Hier in einer überschaubaren Stadt ist das Gedränge am Bahnhof nicht so schlimm wie gewohnt. Der Zug, für den wir Fahrkarten haben, hat 18 Wagen. Er ist total überfüllt, so dass wir nicht hineinkommen. Eine Studentin, die im Hotel jobbt und die wir durch ihre guten Englischkenntnisse kennen gelernt haben, ist zum Bahnhof gekommen, um uns zu verabschieden. Dies ist unser Glück, denn ihr allein haben wir es zu verdanken, dass wir noch in den Zug hineingelassen werden. So ist der verschmutzte Stahlboden zwischen zwei Wagons, gleich neben der Toilette, unser Quartier für die nächsten sechs ½ Stunden.

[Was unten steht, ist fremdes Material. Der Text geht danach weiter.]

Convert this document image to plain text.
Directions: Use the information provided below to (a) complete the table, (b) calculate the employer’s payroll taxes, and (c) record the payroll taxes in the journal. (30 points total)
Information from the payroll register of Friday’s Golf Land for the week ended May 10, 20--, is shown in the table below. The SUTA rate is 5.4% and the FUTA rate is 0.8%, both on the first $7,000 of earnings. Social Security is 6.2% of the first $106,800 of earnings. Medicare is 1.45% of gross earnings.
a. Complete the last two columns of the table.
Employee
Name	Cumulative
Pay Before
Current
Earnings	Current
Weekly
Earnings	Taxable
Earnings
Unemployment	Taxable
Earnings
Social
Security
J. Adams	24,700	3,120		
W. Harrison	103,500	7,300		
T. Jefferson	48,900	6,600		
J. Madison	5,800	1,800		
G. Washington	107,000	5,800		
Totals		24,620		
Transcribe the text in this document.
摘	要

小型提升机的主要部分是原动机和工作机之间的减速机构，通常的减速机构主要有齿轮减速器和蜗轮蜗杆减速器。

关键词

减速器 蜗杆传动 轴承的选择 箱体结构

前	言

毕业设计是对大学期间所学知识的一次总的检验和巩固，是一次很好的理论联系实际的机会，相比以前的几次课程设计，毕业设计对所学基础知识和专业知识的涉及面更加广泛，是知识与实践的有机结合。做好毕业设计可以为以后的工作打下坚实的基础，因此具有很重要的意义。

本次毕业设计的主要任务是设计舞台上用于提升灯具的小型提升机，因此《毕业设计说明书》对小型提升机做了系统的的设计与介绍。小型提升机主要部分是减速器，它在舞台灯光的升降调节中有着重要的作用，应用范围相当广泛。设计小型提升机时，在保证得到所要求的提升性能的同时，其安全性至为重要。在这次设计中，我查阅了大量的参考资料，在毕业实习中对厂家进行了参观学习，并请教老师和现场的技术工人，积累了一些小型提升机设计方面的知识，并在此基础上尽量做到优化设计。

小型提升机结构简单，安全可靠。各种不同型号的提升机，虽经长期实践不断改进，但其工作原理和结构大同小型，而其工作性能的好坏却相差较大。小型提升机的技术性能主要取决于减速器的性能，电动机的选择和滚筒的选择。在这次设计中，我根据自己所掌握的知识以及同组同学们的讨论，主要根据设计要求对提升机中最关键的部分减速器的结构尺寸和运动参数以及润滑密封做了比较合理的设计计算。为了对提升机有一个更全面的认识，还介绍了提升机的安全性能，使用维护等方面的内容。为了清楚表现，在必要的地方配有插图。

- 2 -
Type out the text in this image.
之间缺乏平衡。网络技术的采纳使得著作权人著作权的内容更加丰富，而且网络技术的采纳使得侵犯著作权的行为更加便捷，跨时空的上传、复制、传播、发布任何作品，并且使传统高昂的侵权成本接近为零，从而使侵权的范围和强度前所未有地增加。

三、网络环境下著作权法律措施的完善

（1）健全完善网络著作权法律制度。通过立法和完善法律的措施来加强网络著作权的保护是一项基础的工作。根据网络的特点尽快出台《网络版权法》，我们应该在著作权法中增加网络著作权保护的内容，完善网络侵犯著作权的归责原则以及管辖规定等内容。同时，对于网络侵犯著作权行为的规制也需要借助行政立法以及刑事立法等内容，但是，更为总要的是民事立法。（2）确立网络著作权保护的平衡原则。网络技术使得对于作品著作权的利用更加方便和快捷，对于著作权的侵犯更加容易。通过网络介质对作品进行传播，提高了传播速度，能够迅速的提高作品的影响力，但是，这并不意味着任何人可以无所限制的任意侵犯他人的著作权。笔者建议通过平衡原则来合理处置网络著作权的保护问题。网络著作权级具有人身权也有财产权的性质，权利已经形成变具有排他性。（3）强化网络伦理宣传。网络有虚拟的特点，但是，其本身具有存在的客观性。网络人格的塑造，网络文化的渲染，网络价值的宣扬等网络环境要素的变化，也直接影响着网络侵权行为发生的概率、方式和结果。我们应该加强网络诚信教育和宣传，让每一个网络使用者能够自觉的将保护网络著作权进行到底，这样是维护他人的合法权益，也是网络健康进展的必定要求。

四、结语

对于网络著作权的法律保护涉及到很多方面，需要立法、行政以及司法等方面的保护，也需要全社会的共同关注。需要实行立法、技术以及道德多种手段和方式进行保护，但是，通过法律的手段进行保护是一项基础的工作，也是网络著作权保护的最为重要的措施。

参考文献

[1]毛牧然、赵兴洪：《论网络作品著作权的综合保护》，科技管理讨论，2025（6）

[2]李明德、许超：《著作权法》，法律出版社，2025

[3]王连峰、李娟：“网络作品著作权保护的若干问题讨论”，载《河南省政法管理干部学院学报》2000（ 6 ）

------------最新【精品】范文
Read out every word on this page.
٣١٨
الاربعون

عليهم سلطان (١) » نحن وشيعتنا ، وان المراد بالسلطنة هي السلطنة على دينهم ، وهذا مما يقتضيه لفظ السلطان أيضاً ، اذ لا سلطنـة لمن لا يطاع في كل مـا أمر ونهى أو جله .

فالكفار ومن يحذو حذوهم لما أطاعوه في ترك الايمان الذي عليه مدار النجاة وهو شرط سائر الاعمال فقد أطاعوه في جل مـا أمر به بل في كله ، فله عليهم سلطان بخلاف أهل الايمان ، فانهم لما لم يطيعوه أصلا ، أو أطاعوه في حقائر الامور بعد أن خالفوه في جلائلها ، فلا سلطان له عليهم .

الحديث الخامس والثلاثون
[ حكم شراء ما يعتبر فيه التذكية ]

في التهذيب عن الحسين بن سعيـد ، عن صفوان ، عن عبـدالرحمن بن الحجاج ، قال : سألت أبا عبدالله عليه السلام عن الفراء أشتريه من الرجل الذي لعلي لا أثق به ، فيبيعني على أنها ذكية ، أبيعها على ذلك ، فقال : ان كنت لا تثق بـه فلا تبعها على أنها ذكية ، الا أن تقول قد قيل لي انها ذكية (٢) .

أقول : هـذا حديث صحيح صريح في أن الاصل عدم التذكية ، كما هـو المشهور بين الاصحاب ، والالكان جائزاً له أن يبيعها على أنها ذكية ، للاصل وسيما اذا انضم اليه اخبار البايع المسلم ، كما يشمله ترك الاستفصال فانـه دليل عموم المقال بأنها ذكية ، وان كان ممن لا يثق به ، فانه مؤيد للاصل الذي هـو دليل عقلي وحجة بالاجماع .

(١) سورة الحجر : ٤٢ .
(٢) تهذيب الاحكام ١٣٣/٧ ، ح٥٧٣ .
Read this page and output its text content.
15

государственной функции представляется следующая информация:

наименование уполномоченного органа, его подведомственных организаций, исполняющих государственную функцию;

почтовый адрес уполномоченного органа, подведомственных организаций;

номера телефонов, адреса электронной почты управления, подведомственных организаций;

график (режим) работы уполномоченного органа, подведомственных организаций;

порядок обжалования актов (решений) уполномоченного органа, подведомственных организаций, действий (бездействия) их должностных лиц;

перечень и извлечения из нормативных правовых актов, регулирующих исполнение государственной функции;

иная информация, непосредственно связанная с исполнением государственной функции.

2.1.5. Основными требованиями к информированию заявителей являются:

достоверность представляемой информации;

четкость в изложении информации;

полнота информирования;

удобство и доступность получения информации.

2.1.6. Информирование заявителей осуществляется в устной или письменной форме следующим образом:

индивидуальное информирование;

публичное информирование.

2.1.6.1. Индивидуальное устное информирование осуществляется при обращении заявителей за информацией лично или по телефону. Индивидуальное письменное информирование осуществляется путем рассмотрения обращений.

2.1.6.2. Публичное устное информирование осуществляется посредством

Zum Mittag gießen wir uns aus dem Heißwasserkessel, den jeder Wagen hat, zwei große scharfe Nudelsuppen im Styroporbecher auf. Dazu gibt es wahlweise Cola oder Bier und spätestens jetzt sehen wir nicht mehr wie Urlauber aus.
Entschädigt werden wir in Guilin durch das „Guilin Plaza Hotel“, welches das beste ist, dass wir bisher hatten. Das Gebiet um Guilin ist durch die Karstfelsen, die den Fluss Lijang säumen, eine der berühmtesten Landschaften in China und gehört zum Programm fast jeder Pauschalreise. Es bedeutet natürlich auch, dass hier das Preisniveau um ein vielfaches höher ist, als in anderen Landesteilen. Das Abendessen im Hotel kostet hier für zwei Personen 22 Euro und die Fahrt auf dem Lijang, die wir im Hotel gebucht haben, kostete pro Person 75 Euro.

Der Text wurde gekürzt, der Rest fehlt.